Das Lederhosentragen war für uns so selbstverständlich, daß wir sie auch in der Schule trugen. In der Oberprima erhielten wir eine neuen Rektor, der über fränkische Hosengebräuche offensichtlich nicht informiert war. Ohne, daß irgendeiner von uns an Provokation dachte, war mindestens ein Drittel meiner Klassenkameraden zum schriftlichen Abitur in Lederhosen erschienen. Klar, damals schrieb man das Abitur noch im Hochsommer und es war heiß! Der Rektor wollte nach der beleidigenden Erfahrung des ersten Tages für den Rest der Woche eine andere Kleiderordnung durchsetzen. „Nicht mit uns!„ haben wir ihm damals erklärt und ein beflissener Mitschüler hat ihm am nächsten Tag ein Bild des bayerischen Prinzregenten in Lederhosen vor die Nase gehalten. Das hat ihn überzeugt. Und mir hat es gezeigt, daß mein Großvater an sich recht hatte. Die Hosenbeine des Prinzregenten waren nicht aufgeschlagen und gingen tatsächlich halb über die Knie!

Als Physikstudent in Erlangen und Wien habe ich weiterhin meine Buchsen getragen, niemand nahm Anstoß. Erst als ich 1959 in Heidelberg – damals schon im 7. Semester – auch wieder die Lederhosen anzog, wurde ich belächelt und meine erste dortige Freundin genierte sich mit mir. Das war das Ende der kurzen Lederhosen.
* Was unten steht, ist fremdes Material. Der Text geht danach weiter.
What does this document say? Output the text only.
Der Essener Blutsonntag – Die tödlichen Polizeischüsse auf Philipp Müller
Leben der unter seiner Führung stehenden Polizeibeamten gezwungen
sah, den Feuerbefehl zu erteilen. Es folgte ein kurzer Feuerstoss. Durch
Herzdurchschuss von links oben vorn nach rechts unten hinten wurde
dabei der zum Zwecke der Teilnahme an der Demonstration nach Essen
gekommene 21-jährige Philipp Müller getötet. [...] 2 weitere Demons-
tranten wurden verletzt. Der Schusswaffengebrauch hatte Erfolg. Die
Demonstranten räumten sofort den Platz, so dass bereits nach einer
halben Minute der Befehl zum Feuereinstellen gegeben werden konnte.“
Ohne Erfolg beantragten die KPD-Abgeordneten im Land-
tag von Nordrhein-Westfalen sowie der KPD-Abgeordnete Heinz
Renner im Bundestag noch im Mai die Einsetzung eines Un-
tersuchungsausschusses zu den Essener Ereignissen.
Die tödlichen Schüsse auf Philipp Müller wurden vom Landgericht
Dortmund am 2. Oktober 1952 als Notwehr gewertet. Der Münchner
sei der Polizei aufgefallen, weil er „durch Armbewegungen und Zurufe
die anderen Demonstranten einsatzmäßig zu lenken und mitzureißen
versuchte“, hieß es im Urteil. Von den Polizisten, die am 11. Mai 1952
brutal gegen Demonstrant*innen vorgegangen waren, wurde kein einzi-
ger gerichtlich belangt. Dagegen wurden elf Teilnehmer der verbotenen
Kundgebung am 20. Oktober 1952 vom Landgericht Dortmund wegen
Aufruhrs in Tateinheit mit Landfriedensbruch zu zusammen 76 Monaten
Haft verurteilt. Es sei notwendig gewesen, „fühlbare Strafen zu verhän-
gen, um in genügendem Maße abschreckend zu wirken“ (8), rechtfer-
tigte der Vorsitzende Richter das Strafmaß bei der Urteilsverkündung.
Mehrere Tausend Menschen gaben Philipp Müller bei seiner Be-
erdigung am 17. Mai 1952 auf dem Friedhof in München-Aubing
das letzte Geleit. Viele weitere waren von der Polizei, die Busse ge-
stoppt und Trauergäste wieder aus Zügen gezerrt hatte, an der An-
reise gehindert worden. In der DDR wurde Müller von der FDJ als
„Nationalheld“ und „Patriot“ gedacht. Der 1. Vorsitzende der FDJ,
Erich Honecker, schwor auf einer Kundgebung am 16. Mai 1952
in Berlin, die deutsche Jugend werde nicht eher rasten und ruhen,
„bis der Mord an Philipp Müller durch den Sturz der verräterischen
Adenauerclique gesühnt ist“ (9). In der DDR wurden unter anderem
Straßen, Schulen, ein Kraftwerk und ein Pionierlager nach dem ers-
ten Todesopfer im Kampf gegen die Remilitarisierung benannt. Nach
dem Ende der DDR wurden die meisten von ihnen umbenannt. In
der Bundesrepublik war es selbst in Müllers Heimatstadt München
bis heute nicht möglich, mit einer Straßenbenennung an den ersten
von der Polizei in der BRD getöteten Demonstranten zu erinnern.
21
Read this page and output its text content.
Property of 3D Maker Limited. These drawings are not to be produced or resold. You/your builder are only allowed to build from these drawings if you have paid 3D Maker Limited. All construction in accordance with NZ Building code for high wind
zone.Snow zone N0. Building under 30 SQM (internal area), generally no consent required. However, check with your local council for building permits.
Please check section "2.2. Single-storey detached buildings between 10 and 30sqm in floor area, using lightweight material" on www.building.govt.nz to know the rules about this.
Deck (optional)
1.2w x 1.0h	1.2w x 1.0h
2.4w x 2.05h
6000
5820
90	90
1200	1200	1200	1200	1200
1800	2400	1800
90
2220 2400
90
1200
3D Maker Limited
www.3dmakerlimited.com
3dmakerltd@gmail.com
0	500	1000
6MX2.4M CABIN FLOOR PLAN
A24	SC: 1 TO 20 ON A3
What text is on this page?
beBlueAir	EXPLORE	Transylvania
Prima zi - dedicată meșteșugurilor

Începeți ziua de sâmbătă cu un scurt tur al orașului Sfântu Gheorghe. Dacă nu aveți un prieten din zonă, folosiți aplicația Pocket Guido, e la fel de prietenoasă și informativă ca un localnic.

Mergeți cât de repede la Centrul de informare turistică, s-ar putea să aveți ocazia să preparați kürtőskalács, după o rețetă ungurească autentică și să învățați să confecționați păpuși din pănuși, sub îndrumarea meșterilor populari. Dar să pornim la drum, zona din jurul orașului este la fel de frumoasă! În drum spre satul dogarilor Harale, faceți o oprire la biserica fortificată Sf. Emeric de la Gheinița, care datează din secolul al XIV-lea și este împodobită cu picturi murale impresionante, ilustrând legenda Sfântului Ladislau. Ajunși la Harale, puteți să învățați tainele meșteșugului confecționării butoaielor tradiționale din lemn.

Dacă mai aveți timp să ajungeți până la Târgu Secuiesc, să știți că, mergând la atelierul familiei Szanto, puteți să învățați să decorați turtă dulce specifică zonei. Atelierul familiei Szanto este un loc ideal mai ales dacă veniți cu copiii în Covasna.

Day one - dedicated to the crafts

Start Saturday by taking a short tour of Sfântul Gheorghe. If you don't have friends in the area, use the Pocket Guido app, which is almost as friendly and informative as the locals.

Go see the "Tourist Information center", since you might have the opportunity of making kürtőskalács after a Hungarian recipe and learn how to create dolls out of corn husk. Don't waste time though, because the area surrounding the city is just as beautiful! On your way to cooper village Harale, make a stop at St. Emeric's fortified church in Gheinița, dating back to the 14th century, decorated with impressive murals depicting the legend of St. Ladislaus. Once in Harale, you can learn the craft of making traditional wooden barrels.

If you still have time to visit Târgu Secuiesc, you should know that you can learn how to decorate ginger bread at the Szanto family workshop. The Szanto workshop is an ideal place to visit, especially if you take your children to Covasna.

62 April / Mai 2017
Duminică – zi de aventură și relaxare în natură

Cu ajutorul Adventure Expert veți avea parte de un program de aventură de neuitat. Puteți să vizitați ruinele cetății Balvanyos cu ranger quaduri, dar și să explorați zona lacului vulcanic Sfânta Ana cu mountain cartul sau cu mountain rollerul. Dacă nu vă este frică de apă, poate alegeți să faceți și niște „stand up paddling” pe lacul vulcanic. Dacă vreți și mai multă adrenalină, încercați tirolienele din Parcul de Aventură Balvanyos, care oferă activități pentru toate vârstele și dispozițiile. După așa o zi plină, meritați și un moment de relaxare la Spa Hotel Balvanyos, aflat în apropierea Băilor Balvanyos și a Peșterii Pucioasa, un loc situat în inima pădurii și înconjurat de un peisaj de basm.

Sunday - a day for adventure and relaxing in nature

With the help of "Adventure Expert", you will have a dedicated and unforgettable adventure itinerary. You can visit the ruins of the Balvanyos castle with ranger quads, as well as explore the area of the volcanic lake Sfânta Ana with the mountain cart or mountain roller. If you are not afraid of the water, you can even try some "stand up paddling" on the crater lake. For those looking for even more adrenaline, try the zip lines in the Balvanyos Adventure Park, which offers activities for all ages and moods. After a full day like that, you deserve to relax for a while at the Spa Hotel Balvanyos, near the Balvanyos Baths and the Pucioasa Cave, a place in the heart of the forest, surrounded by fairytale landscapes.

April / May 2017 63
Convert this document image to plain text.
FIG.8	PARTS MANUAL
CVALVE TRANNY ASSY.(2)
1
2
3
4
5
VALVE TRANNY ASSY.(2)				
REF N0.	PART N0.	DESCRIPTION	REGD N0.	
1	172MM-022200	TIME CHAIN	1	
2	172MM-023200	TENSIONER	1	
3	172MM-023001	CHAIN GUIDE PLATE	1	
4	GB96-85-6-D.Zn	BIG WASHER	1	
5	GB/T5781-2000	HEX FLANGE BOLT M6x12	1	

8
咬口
Als ich 1974, jetzt schon Professor der Physiologie in München, eine Ferienwohnung im alten Berchtesgadner Lehen „Wintermoos„ bekam, kam auch das Lederhosenproblem von neuem auf. Berchtesgaden ohne Tracht, Wintermoos ohne Lederhose – das ging doch nicht! Jetzt wollte ich meine fränkischen Buchsen wieder hervorholen, sie waren selbstverständlich noch vorhanden, wurden mir jedoch erneut von höherer Stelle ganz ausdrücklich nicht genehmigt.

Also mußte eine Kniebundhose her, und das führte dazu, daß ich zum ersten Mal in meinem Leben eine Lederhose nicht erbte, sondern geschneidert bekommen sollte. Ich ging zur besten Adresse in Berchtesgaden, nämlich zum Lederhosenschneider Stanggassinger am Markt. Natürlich war eine braune vom Springbock gut und teuer genug; eine schwarze hirschlederne wäre unbezahlbar gewesen. Aber weißgestickte Verzierung sollte die neue haben, ein kleines Messertäschchen an der Seite auch und eine „Tellernaht„ am Hintern. Der Stanggassinger hatte die lustige Angewohnheit, beim Anmessen das Gespräch in einen Singsang übergehen zu lassen: „Sooo, dann wolln mer mal sehng, den Bund, ochtasiebzich, und den Schritt„...usw., alles gesungen! Nach meinem Vorbild hat sich kurz danach auch mein Kollege K. eine Lederhose fertigen lassen. Da war es ganz genau so. Vor allem die Meßwerte wurden gesungen; nach der Maßnahme kehrte der emsige Schneider wieder zum gesprochenen Wort zurück.

Bei der Lieferung fielen dann die Hosen ein wenig kurz bemessen aus, sie spannten überm Knie, beim Kollegen noch mehr als bei mir. Aber das war nun nicht mehr korrigierbar, das mußte so hingenommen werden, die gesungenen Werte waren irreversibel. Es wurden halt die Strümpfe durch den Hosenbund nicht so richtig oben gehalten. Aber was macht das schon beim Bergsteigen!

Also, fesch sah ich damals schon aus mit der bayrischen Kniebundhose, die strammen Beine in grob gestrickten grauen Strümpfen mit Zopfmuster, und diese wiederum in schwarzen Haferlschuhen. Oben trug ich unter den Hosenträgern (ohne bayerisches Staatswappen!) das traditionelle leinerne Biesenhemd (mit kleinen Hirschhornknöpfen) und darüber die echte Berchtesgadner Trachtenjacke. Selbstverständlich fehlte auf dem Kopf nicht der braune Hut mit Reiherfeder. Sogar ein grün-rotes Gilet habe ich mir gekauft, Silberknöpfe dran gemacht und an eine dicke Kette die vom Vater ererbte goldene Taschenuhr drangehängt.

Das war also meine Periode in echten bayerischen Lederhosen, meine fränkischen mußten derweilen unbenutzt im Wintermooser Schrank hängen. Heute schimmeln beide dort – selbst nach Do´s Wohnungsneugestaltung – unbenutzt nebeneinander leise vor sich hin.